AFP / Philippe Desmazes

L'été météorologique se termine le 31 août. Même s'il reste quelques jours, nous pouvons déjà conclure que celui-ci s'annonce plus chaud que la normale sur notre région.  Outre les records de chaleur, c'est aussi la sécheresse qui a marqué cet été 2017. En effet, au 23 août la situation est toujours délicate sur la moitié Est de la France et plus particulièrement sur le quart Sud-Est.

Source : Météo-France

C'est dans ce cadre que vous êtes très nombreuses et nombreux à craindre la saison automnale malheureusement connue pour ses épisodes diluviens générant des inondations parfois dramatiques. La chaleur et la sécheresse peuvent-elles annoncer un risque d'inondations dans les prochains mois ? Le risque orageux est-il plus important que la normale ? L'article ci-dessous vous apportera des éléments de réponse.

I - La forte chaleur, favorise-t-elle les épisodes cévenols et méditerranéens ?

Avant de réponse à cette question, il faut analyser les diverses questions sous-entendues dans celle-ci.

- La première est : est-ce qu'une température anormalement chaude précède toujours des orages violents ? La réponse est : non, pas forcément. Pourquoi ?

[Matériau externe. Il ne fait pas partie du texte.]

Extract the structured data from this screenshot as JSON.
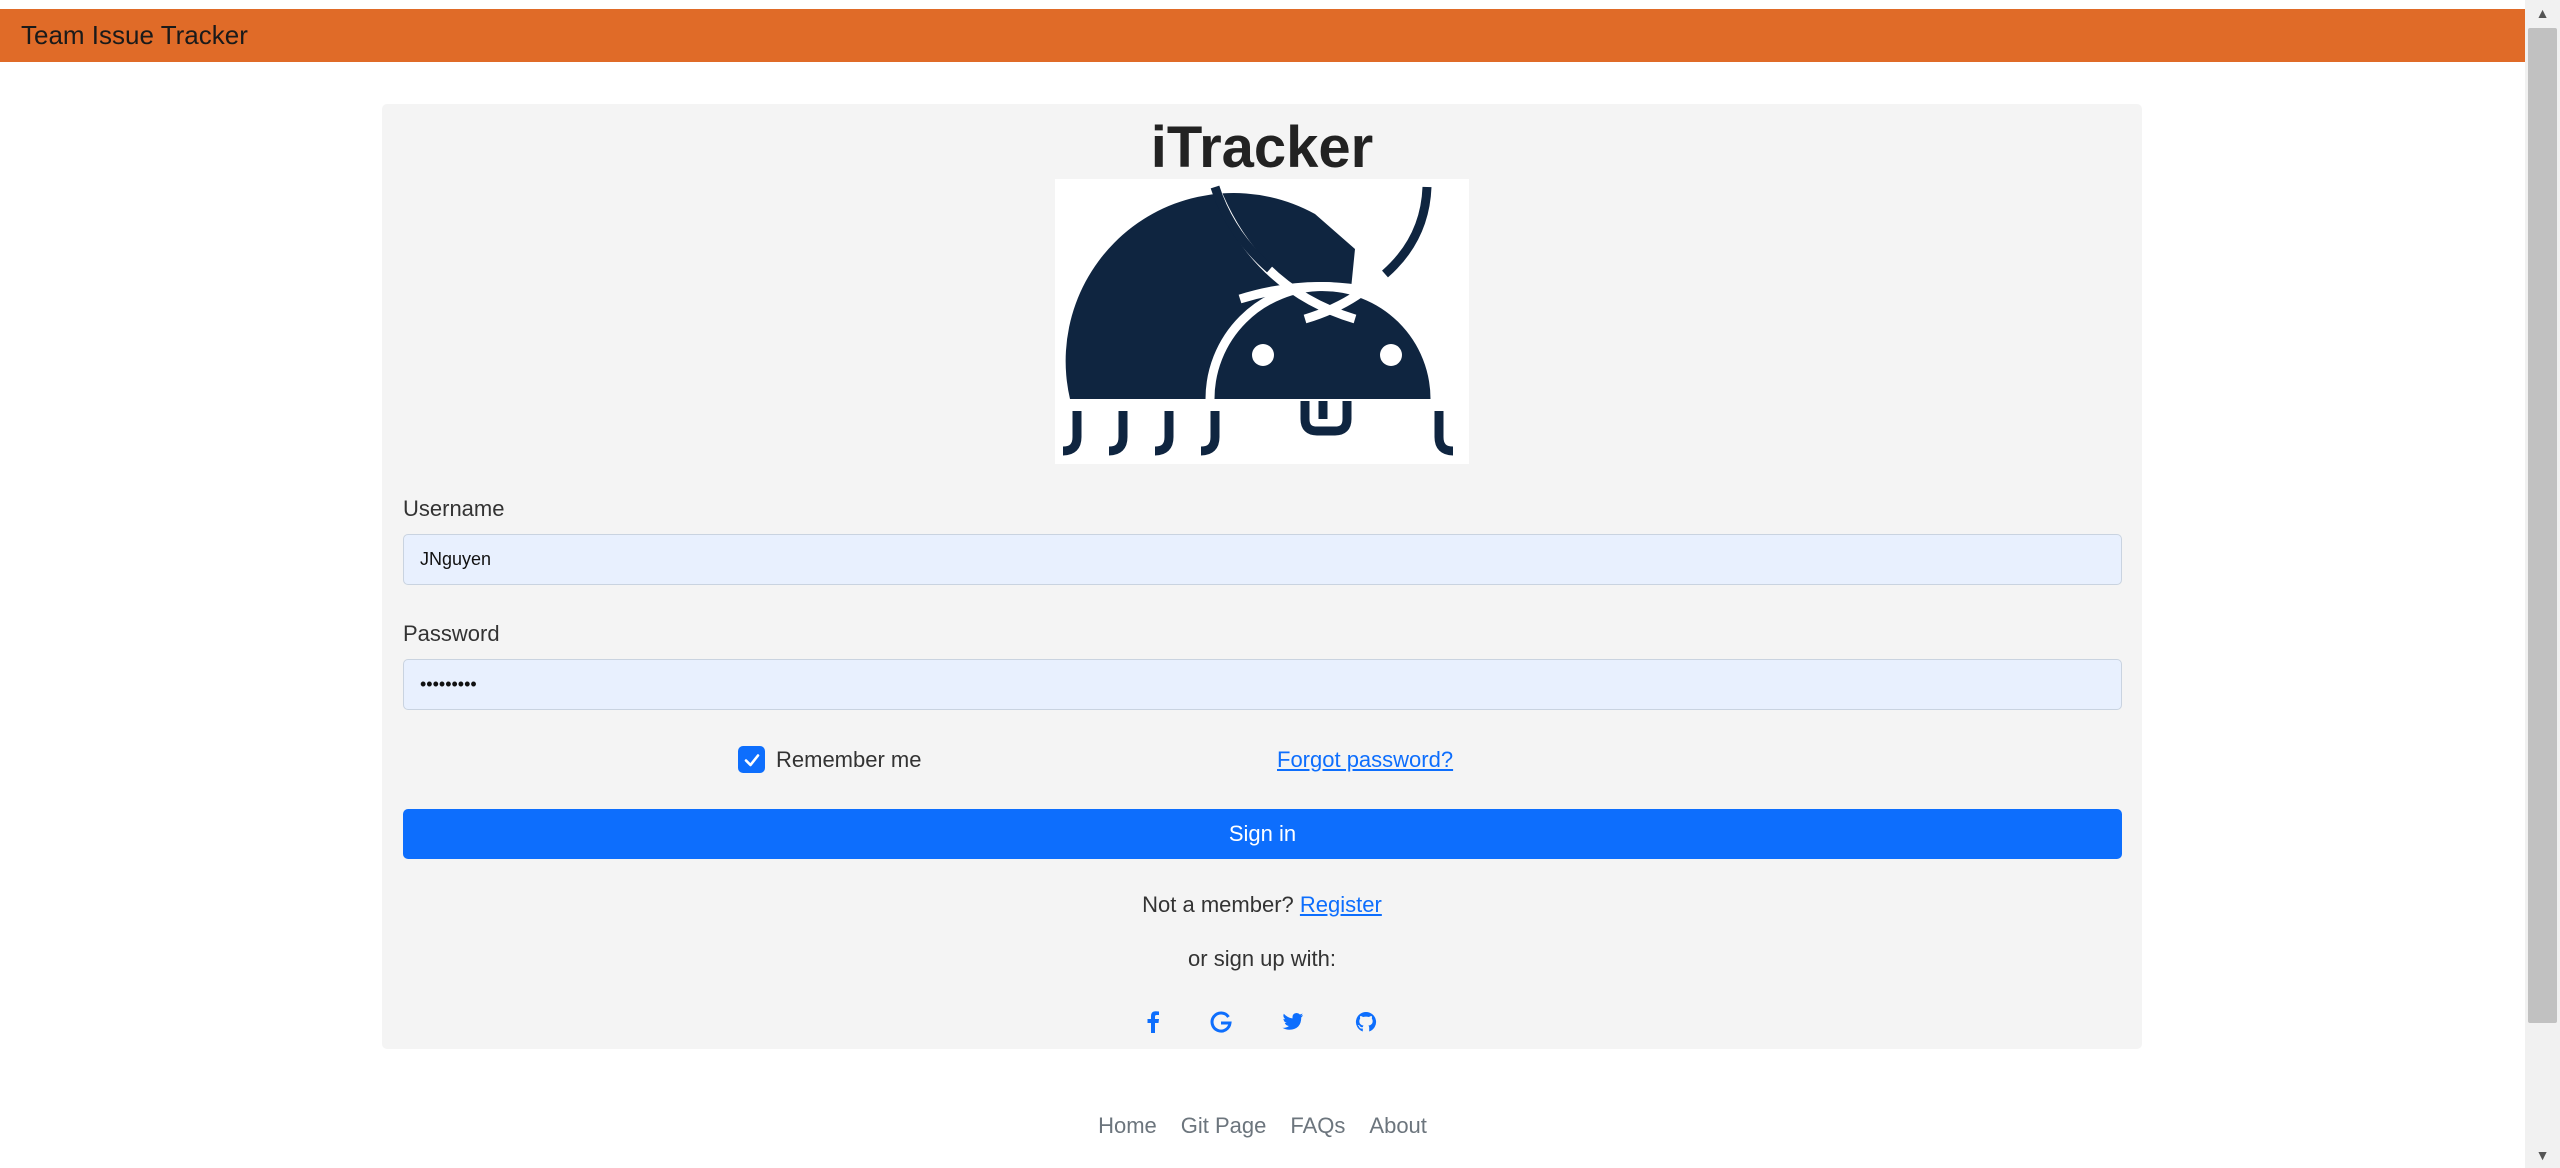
{
  "navbar": {
    "brand": "Team Issue Tracker"
  },
  "login": {
    "title": "iTracker",
    "username_label": "Username",
    "username_value": "JNguyen",
    "password_label": "Password",
    "password_value": "•••••••••",
    "remember_label": "Remember me",
    "remember_checked": true,
    "forgot_label": "Forgot password?",
    "signin_label": "Sign in",
    "not_member_text": "Not a member?",
    "register_label": "Register",
    "signup_with_text": "or sign up with:"
  },
  "social": [
    {
      "icon": "facebook-icon"
    },
    {
      "icon": "google-icon"
    },
    {
      "icon": "twitter-icon"
    },
    {
      "icon": "github-icon"
    }
  ],
  "footer": {
    "links": [
      "Home",
      "Git Page",
      "FAQs",
      "About"
    ]
  },
  "colors": {
    "navbar": "#e06b28",
    "primary": "#0d6efd",
    "card": "#f4f4f4",
    "input_bg": "#e8f0fe",
    "logo": "#0f2540"
  }
}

Il faut avant tout comprendre le fonctionnement d'un orage. Nous ne rentrerons pas dans l'ensemble des détails mais un des éléments est le contraste thermique. Il faut de l'air chaud en basses couches venant se confronter à de l'air froid en altitude. Sur ce point, oui le fait d'avoir de fortes chaleurs est un des ingrédients pour avoir des orages. Toutefois, pensez-vous qu'une voiture possédant 4 roues mais pas de moteur pourrait rouler ? Non, bien évidemment. Le principe est le même pour les orages. Avoir de l'air chaud ne suffit pas à déclencher à lui seul des orages violents. Si la situation météorologique n'est pas favorable, qu'il fasse 40°C ou 10°C n'influencera aucunement le risque orageux.

- Deuxième question : une mer chaude favorise-t-elle les épisodes fortement pluvieux ? La réponse est la même : non !

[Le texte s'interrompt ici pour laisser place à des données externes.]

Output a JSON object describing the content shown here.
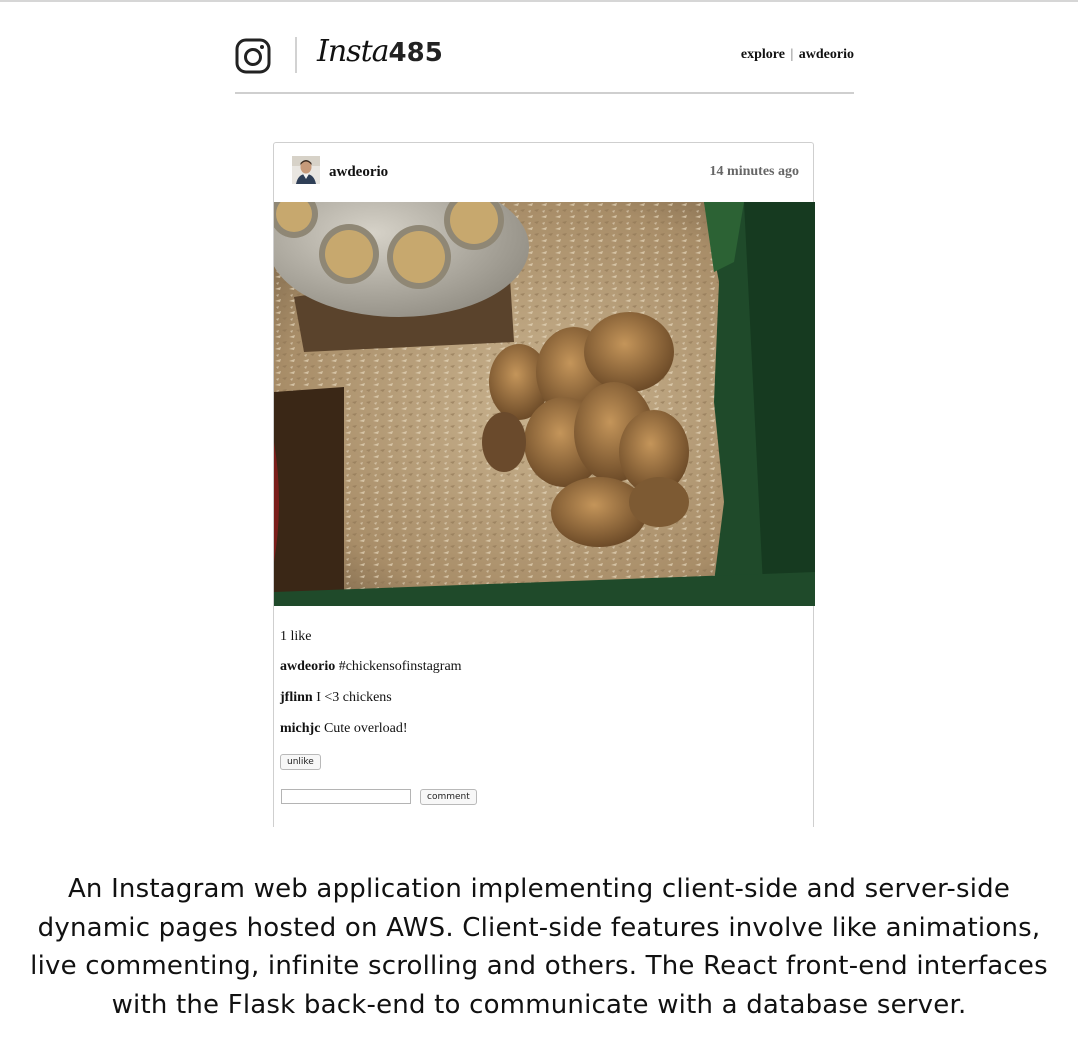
{
  "app": {
    "brand_script": "Insta",
    "brand_number": "485"
  },
  "nav": {
    "explore": "explore",
    "separator": "|",
    "user": "awdeorio"
  },
  "post": {
    "owner": "awdeorio",
    "timestamp": "14 minutes ago",
    "likes_text": "1 like",
    "comments": [
      {
        "owner": "awdeorio",
        "text": "#chickensofinstagram"
      },
      {
        "owner": "jflinn",
        "text": "I <3 chickens"
      },
      {
        "owner": "michjc",
        "text": "Cute overload!"
      }
    ],
    "unlike_label": "unlike",
    "comment_value": "",
    "comment_label": "comment"
  },
  "caption": "An Instagram web application implementing client-side and server-side dynamic pages hosted on AWS. Client-side features involve like animations, live commenting, infinite scrolling and others. The React front-end interfaces with the Flask back-end to communicate with a database server.",
  "colors": {
    "text": "#111111",
    "muted": "#666666",
    "rule": "#cfcfcf"
  },
  "icons": {
    "logo": "instagram-camera-icon"
  }
}
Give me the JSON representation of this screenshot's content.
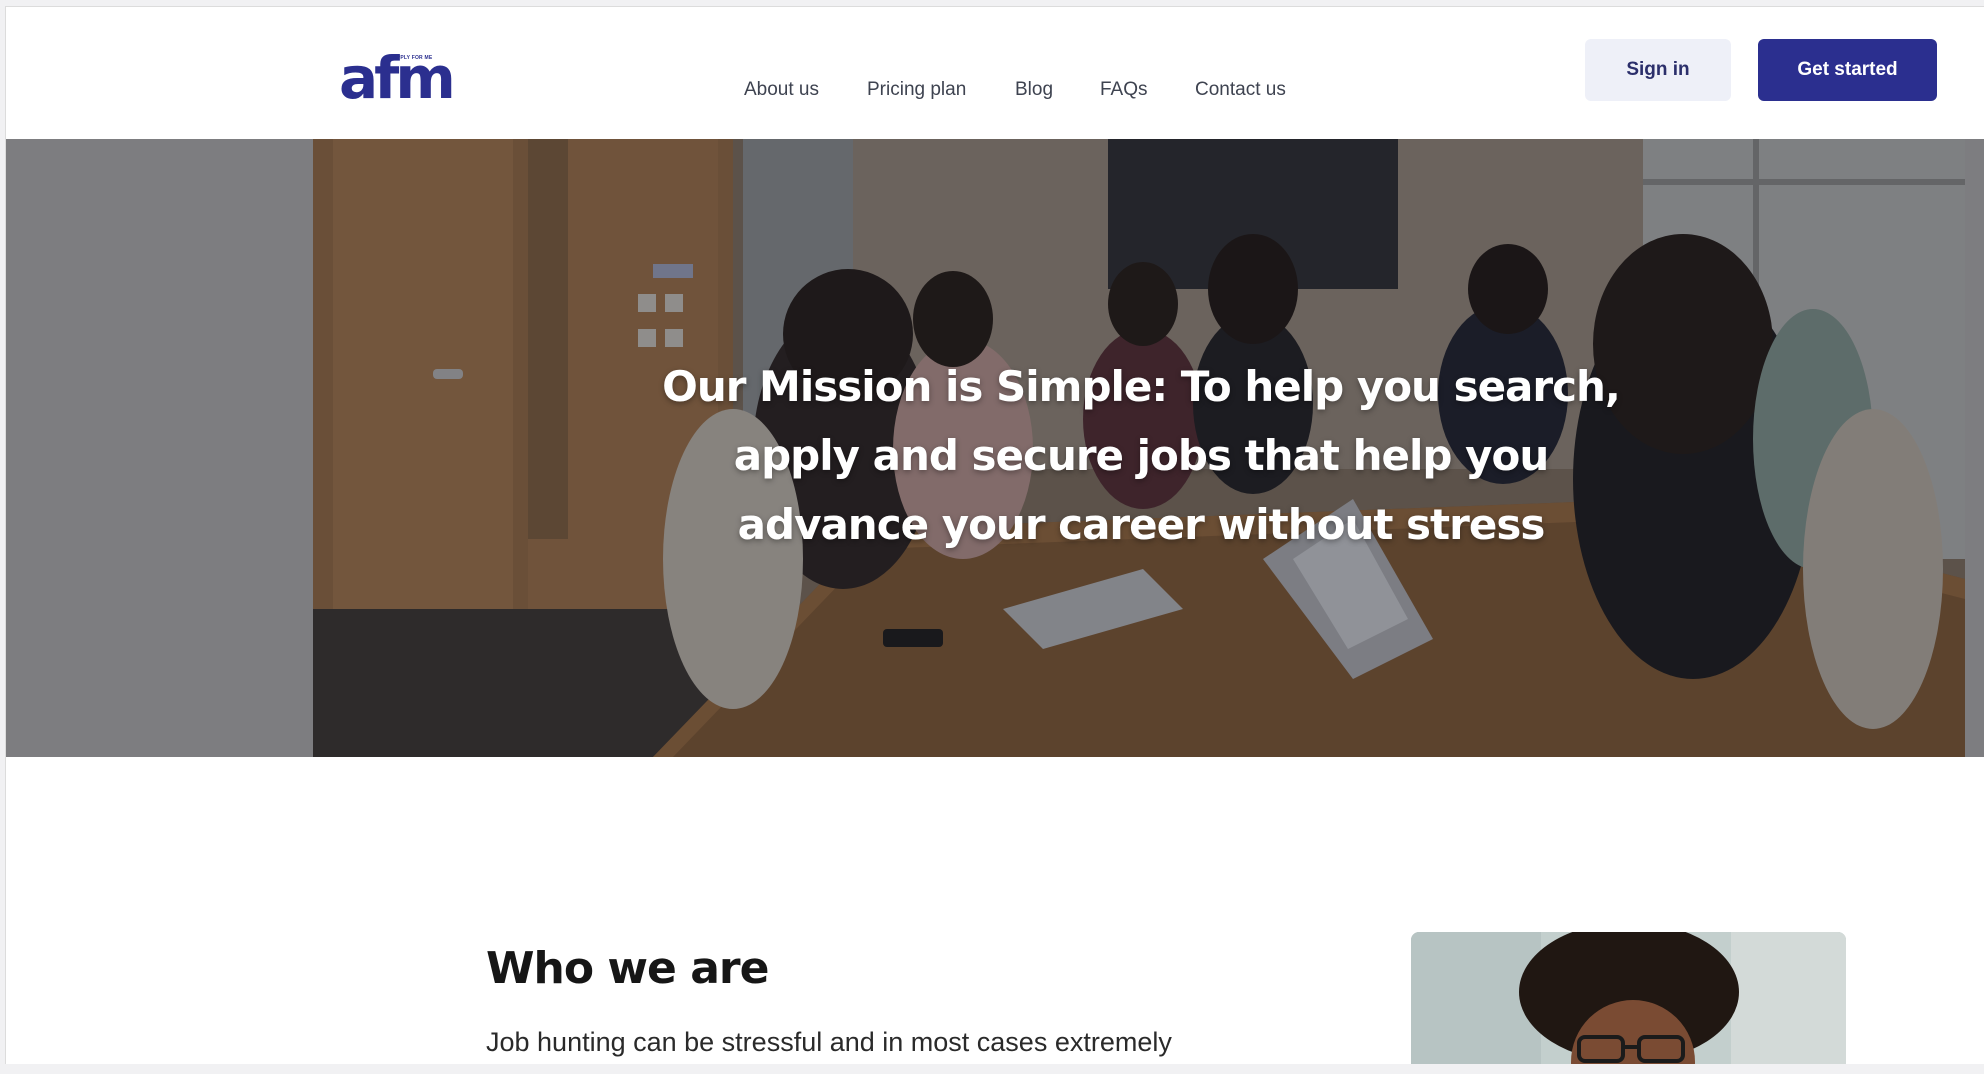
{
  "brand": {
    "logo_text": "afm",
    "logo_tagline": "APPLY FOR ME",
    "primary_color": "#2b2f8f"
  },
  "nav": {
    "items": [
      {
        "label": "About us"
      },
      {
        "label": "Pricing plan"
      },
      {
        "label": "Blog"
      },
      {
        "label": "FAQs"
      },
      {
        "label": "Contact us"
      }
    ]
  },
  "actions": {
    "signin_label": "Sign in",
    "get_started_label": "Get started"
  },
  "hero": {
    "title_lines": [
      "Our Mission is Simple: To help you search,",
      "apply and secure jobs that help you",
      "advance your career without stress"
    ]
  },
  "who": {
    "title": "Who we are",
    "body": "Job hunting can be stressful and in most cases extremely"
  }
}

Encore une croyance qui ne s'avère pas tout à fait correcte. Premièrement, les épisodes pluvieux ne prennent pas naissance à 30 mètres au large de Palavas-les-flots ou de Sète. Il s'agit d'un contexte météorologique à l'échelle d'une partie du bassin méditerranéen. Si l'on veut prendre en compte la température de la mer, il faut alors l'analyser sur l'ensemble du bassin méditerranéen occidental. Enfin, nous pouvons concéder qu'une mer plus chaude favoriserait un contenu en eau précipitable plus important qu'une eau fraiche, en raison de l'évaporation qui se produit en cas de vent marin. Mais la conclusion est la même que précédemment. Sans contexte météorologique favorable, la mer aura beau être à 30°C, aucun épisode cévenol ne se formera.

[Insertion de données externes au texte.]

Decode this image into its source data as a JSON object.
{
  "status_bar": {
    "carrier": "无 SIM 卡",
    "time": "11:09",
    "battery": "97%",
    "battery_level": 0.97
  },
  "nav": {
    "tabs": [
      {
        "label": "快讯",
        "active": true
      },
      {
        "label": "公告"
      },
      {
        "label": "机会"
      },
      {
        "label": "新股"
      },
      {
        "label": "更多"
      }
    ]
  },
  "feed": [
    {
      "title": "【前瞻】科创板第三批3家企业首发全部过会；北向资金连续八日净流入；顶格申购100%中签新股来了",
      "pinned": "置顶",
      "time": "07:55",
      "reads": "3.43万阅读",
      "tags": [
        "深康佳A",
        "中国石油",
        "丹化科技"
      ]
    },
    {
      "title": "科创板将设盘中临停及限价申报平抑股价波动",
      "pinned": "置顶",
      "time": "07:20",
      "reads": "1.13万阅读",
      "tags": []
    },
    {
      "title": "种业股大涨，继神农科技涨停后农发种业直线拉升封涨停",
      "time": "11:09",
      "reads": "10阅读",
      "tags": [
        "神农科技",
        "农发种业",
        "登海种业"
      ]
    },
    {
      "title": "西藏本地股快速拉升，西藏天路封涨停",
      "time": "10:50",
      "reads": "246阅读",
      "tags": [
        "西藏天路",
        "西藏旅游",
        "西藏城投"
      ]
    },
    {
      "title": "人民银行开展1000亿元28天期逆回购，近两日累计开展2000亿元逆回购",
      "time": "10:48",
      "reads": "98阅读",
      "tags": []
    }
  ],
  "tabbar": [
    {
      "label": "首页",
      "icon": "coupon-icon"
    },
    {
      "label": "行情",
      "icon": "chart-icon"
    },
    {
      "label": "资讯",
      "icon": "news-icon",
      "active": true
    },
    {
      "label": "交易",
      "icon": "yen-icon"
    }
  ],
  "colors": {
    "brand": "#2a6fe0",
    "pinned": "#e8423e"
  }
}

Première conclusion : Un été caniculaire ne rime pas forcément avec épisode pluvieux. Cela veut dire que nous ne pouvons émettre d'hypothèse dans un sens comme dans l'autre. L'automne pourra bien être très pluvieux comme sec. Il n'y a pas de corrélation directe. Cela dépend avant tout du contexte synoptique. En effet, un anticyclone bien positionné inhibera toute chance de pluie même avec 40°C et une mer à 30°C. Le contraire est aussi valable. Une dépression parfaitement située favorisera les épisodes orageux même avec une mer froide. Pour démontrer cela, nous avons analysé les derniers étés caniculaires afin de les relier aux épisodes pluvieux :

Cela confirme qu'on ne peut lier fortes chaleurs et automnes fortement pluvieux. Prenons l'exemple des 8 et 9 septembre 2002 où l'été avait été globalement de saison et la mer était assez froide pour un début septembre. Cela n'a pas empêcher le drame dont tout le monde se souvient.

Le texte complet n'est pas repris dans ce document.